Emergency Department Diversions: Hospital and Community Strategies Alleviate the Crisis
Originally published by the Center for Studying Health System Change
Published: March 2004
Updated: April 8, 2026
Hospital emergency department diversions -- when hospitals temporarily redirect ambulances to other facilities because their emergency departments are overcrowded -- declined in severity in several communities, as hospitals and communities adopted strategies to alleviate the crisis, according to research from the Center for Studying Health System Change (HSC). Based on site visits to 12 nationally representative communities, the study found that while ED crowding remained a serious concern, innovative approaches at both the hospital and community level were producing measurable improvements.
Root Causes of ED Crowding
ED crowding stemmed from a combination of factors. Growing numbers of uninsured patients used emergency departments for conditions that could have been treated in primary care settings. Hospital bed shortages in some markets meant that patients who needed admission waited for extended periods in the ED, occupying treatment spaces. Increasing acuity of patients -- those arriving sicker and with more complex conditions -- extended treatment times and tied up resources. Staffing shortages, particularly among emergency physicians and nurses, limited the number of patients departments could handle simultaneously.
The consequences of diversions were significant. Patients diverted to more distant hospitals faced longer transport times that could be critical in emergencies. Receiving hospitals experienced increased strain on their own already-busy departments. And in extreme cases, when multiple hospitals in a region went on diversion simultaneously, the entire emergency care system risked breakdown.
Hospital-Level Strategies
Individual hospitals pursued several approaches to reduce ED crowding and diversion episodes. Some expanded or renovated their emergency departments, adding treatment bays and fast-track areas for lower-acuity patients. Others implemented operational improvements such as streamlined triage processes, bedside registration, and more efficient patient flow management. Hospitals worked to reduce boarding times -- the period admitted patients spent waiting in the ED for inpatient beds -- by improving bed management and discharge planning on inpatient units.
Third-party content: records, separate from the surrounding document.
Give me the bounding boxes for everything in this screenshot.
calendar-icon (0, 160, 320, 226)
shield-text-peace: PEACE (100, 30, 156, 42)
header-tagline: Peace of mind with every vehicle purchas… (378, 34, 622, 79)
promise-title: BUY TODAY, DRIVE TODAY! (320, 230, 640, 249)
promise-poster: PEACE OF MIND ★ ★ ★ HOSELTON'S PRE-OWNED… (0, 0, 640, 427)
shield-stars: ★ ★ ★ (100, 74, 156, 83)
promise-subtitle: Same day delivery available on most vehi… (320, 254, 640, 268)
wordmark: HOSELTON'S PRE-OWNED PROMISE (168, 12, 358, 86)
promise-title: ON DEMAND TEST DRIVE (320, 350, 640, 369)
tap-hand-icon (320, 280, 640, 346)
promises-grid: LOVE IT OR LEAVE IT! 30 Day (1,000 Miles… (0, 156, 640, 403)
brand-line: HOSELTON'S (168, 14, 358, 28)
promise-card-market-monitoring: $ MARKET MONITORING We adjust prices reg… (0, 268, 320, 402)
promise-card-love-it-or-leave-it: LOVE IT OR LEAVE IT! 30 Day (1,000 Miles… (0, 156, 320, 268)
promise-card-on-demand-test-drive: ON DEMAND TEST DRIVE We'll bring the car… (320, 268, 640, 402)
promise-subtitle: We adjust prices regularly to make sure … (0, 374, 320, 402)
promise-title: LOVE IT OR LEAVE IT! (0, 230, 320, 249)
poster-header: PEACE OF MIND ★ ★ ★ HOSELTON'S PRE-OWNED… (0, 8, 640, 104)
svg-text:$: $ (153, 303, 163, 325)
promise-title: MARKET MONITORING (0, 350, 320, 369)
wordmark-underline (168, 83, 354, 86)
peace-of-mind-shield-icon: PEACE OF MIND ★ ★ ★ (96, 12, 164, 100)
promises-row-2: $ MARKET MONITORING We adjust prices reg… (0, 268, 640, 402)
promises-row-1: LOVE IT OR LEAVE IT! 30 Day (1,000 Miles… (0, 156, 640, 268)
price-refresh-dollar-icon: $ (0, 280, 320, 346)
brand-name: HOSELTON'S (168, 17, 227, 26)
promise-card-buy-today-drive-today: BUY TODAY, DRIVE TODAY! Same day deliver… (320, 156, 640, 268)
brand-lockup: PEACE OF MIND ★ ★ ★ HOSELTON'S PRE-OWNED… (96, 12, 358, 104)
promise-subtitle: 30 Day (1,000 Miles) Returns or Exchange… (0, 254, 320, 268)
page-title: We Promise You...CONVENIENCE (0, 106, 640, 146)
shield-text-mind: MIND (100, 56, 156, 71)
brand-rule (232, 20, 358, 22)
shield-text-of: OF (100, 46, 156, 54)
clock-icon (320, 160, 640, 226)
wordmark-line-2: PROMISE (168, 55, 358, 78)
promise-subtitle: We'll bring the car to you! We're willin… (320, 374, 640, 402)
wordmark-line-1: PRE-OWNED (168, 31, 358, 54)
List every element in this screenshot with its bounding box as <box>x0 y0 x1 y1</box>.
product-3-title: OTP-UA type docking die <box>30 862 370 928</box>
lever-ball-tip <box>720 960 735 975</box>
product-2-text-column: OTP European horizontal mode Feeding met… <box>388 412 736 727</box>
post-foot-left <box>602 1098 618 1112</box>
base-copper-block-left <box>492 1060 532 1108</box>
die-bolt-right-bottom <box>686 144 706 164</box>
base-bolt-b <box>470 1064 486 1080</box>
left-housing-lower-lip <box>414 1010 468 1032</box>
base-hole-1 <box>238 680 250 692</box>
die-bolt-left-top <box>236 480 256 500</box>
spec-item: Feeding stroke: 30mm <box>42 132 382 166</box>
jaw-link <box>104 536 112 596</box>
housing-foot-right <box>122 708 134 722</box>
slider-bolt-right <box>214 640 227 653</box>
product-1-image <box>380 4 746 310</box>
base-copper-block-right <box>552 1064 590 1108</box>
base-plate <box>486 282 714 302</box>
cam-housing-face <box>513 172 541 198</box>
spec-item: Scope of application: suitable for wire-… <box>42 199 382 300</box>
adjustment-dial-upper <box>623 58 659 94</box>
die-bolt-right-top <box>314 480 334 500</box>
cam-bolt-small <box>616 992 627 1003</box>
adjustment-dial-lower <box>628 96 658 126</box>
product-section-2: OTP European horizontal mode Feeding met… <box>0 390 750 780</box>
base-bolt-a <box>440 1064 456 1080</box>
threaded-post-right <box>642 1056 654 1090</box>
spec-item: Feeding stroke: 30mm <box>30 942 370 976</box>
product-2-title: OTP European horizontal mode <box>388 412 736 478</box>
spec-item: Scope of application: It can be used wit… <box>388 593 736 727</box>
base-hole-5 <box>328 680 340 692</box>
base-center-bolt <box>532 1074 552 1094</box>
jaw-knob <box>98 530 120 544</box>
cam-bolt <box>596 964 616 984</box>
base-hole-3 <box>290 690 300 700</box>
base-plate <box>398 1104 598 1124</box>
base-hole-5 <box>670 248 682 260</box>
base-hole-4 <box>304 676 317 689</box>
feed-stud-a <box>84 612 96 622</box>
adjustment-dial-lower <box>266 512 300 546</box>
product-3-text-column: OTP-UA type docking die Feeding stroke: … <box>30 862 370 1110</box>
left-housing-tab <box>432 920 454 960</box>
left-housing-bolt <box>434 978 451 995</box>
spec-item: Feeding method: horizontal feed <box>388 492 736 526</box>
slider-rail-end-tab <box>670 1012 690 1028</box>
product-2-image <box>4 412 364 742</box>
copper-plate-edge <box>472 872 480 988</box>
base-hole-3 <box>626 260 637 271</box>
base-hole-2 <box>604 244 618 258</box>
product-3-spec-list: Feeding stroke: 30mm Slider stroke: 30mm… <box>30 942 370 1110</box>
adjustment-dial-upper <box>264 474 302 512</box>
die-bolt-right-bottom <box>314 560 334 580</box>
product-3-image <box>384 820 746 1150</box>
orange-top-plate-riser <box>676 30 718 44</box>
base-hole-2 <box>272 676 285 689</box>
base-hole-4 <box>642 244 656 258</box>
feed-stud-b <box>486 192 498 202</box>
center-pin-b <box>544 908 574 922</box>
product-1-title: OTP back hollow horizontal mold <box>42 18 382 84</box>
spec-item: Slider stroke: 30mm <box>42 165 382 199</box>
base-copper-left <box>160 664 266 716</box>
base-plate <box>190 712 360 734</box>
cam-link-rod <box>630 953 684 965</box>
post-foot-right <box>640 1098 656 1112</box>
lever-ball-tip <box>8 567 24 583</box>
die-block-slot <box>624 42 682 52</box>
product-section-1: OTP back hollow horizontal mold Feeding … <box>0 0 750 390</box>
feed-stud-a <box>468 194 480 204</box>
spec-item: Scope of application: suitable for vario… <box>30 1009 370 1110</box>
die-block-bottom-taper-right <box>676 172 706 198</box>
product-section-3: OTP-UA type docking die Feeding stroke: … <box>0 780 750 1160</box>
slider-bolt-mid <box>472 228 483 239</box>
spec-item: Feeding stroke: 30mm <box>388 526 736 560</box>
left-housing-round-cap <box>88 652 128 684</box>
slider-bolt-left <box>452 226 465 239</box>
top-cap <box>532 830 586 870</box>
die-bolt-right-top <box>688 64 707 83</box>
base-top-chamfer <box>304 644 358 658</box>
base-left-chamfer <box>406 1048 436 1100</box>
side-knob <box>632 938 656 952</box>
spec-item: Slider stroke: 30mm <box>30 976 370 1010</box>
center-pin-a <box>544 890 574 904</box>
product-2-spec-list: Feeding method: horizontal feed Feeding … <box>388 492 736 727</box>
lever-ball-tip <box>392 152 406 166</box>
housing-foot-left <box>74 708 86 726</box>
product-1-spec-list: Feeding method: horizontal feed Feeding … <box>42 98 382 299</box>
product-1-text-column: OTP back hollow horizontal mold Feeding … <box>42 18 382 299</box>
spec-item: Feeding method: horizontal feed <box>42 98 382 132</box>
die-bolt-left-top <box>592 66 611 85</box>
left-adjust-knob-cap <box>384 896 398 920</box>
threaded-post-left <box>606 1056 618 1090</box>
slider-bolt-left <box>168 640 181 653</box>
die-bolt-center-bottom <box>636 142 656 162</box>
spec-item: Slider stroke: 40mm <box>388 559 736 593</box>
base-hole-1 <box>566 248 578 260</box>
Some hospitals created observation units that allowed patients to be monitored for up to 24 hours without formal admission, freeing ED treatment spaces while providing appropriate care. Others established urgent care centers or clinics adjacent to their emergency departments to redirect lower-acuity patients to more appropriate settings while keeping them within the hospital's care system.
Community-Wide Approaches
Several communities adopted system-wide strategies that proved more effective than individual hospital efforts. Regional diversion protocols established rules about when and how hospitals could go on diversion, limiting the duration and frequency of diversions. Real-time monitoring systems allowed EMS dispatchers and hospitals to track diversion status across the region, enabling more efficient ambulance routing.
Some communities invested in expanding primary care access for uninsured populations, aiming to reduce inappropriate ED use by providing viable alternatives. Community health centers, free clinics, and nurse-staffed telephone triage lines all served to redirect patients with non-emergency conditions away from hospital EDs. Public education campaigns also sought to help patients understand when emergency department visits were necessary and when other care settings might be more appropriate and accessible.
Ongoing Challenges
Despite progress, the underlying drivers of ED crowding persisted. The number of uninsured Americans continued to grow, and even insured patients increasingly turned to EDs when they could not get timely appointments with primary care physicians. Hospital capacity constraints showed no signs of easing in markets with aging facilities and limited capital for expansion. As long as EDs served as the default access point for patients who lacked other options, crowding and diversions would remain significant challenges for the health care system.
Sources and Further Reading
Based on HSC Community Tracking Study site visits to 12 nationally representative metropolitan communities.